Wird es der „Totalabsturz“ oder nicht, fragte man sich in Österreich sonntags mit Blick auf Tirol: Er wurde es nicht. Dennoch fiel die ÖVP bei den Landtagswahlen um rund zehn Prozentpunkte - von 44 auf rund 34 Prozent der Stimmen - auf ein historisches Tief. Was bedeutet das nun für den Bund?
Eine Niederlage als Sieg zu verkaufen sei paradox, sagt Politologe Peter Filzmaier. Dennoch tut das die ÖVP. „Mattle hat im Vorfeld die Latte bewusst sehr niedrig gelegt.
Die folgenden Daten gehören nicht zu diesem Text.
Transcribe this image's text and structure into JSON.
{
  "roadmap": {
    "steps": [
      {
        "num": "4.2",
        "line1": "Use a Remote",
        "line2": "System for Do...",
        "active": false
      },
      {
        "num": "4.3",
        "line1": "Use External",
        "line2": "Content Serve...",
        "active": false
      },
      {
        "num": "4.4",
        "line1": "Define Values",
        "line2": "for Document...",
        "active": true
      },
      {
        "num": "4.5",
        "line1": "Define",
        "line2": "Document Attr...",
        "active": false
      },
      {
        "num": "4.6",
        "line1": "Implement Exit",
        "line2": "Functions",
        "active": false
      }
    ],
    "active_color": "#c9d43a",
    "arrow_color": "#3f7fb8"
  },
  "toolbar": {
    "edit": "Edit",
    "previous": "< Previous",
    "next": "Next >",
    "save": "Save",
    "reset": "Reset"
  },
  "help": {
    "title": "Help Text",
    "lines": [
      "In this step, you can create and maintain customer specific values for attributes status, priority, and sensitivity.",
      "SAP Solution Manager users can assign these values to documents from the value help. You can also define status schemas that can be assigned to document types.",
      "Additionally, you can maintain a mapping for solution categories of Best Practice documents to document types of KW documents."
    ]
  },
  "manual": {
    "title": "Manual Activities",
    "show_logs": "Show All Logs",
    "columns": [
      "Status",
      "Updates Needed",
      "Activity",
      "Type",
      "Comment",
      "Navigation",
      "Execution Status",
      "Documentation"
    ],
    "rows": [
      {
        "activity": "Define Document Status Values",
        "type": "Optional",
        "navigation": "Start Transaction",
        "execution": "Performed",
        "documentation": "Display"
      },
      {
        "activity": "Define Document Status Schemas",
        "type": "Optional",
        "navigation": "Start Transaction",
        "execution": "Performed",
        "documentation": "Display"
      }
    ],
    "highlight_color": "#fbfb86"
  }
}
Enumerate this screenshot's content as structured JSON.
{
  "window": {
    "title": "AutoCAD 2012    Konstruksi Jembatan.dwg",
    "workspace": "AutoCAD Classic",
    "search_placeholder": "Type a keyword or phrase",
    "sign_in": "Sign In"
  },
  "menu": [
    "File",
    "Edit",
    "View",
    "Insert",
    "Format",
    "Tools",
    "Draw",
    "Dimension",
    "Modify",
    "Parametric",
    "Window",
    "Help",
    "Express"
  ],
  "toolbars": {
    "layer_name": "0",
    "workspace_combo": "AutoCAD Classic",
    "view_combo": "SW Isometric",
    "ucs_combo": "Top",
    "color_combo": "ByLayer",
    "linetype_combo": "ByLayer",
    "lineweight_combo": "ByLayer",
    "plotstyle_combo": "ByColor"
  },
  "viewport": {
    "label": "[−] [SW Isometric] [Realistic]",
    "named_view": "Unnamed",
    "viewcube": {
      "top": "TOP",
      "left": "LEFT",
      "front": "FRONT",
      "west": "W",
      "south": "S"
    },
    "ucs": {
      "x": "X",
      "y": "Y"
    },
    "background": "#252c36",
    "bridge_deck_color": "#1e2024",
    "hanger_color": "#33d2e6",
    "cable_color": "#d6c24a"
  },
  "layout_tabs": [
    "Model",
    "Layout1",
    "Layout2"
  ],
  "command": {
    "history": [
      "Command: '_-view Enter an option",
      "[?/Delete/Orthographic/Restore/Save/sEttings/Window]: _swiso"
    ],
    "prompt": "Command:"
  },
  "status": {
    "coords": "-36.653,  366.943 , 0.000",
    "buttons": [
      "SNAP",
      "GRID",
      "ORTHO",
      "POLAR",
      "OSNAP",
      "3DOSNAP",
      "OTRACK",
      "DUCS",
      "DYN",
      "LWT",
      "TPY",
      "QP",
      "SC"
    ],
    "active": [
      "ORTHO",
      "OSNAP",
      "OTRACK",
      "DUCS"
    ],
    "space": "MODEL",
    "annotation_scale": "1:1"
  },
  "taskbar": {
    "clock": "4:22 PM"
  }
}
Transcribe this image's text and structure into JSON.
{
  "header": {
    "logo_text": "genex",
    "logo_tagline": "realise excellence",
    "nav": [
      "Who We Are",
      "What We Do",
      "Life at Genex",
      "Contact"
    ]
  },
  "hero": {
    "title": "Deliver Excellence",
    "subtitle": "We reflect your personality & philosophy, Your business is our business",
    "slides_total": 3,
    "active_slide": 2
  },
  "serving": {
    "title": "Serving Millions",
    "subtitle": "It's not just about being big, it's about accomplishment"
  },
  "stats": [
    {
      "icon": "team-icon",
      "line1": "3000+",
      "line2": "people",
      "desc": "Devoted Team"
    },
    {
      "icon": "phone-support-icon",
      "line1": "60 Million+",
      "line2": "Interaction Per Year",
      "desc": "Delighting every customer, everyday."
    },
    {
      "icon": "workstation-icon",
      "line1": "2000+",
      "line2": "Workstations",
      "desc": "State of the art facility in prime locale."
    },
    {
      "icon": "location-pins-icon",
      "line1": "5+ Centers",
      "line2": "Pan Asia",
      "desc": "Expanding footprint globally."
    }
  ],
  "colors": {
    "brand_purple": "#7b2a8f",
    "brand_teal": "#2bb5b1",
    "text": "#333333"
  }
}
Insofern sitzt er nun auch fest im Sattel“, sagt der Politikprofessor von der Donau-Uni Krems, der jedoch nicht von einem Erfolg für die seit dem Zweiten Weltkrieg dominante Volkspartei spricht. Dies wäre auch absurd. Schließlich habe man das schlechteste Wahlergebnis aller Zeiten eingefahren.
Die Tiefstapelei verschafft Atempausen
Der noch amtierende Landeshauptmann Günther Platter hatte 2018 mehr als 44% eingefahren. Wohl auch die Umfragetiefs nötigten ihn - nebst Drohungen von Corona-Maßnahmen-Kritikern - zum Rückzug.
Auch die Kärntner Professorin Kathrin Stainer-Hämmerle ist mit Filzmaier einig. Man habe bewusst tiefgestapelt. „Mattle kann nun fünf Jahre regieren. Er hat die Verhandlungshoheit und alle Optionen auf seiner Seite.“
Zumal die SPÖ, die in bundesweiten Umfragen weit voran liegt, in Tirol einen Dämpfer erhalten habe, sagen Filzmaier und Meinungsforscher Christoph Haselmayer vom Institut für Demoskopie und Datenerfassung (IFDD).
Die Experten sind der Meinung, dass einerseits die SPÖ mit ihrer bescheidenen Performance wenig Forderungen stellen könne (im Bund liegt Pamela Rendi-Wagner mit ihrer SPÖ weit voran; Dornauer wirkte geknickt nach dem Resultat für seine roten Tiroler). Andererseits werde der Ton im Bund rauer, glaubt Haselmayer. Mit dieser Ansicht ist er nicht alleine.
Die Bundesregierung kann durchatmen
Türkis-Grün unter Nehammer/Kogler dürfte jedenfalls bis 2024 halten. Analyst Peter Filzmaier: „Es besteht kein Grund nach der Tirol-Wahl für die Regierungsparteien, daran zu rütteln. Auch in Niederösterreich im kommenden Jahr wird man zwar Verluste hinnehmen, aber dennoch die Nummer 1 sein.“ Kanzler Karl Nehammer, der der niederösterreichischen ÖVP entstammt, dürfte also wie Tirols Anton Mattle im Sattel bleiben und ein Weilchen durchatmen können.
Interessante Entwicklung: Kathrin Stainer-Hämmerle glaubt, dass sich die Sehnsucht nach der alten, wenngleich langweiligen rot-schwarzen Einigkeit (Stichwort Faymann/Spindelegger) durchsetzen werde. Und zwar sowohl in Tirol als auch im Bund.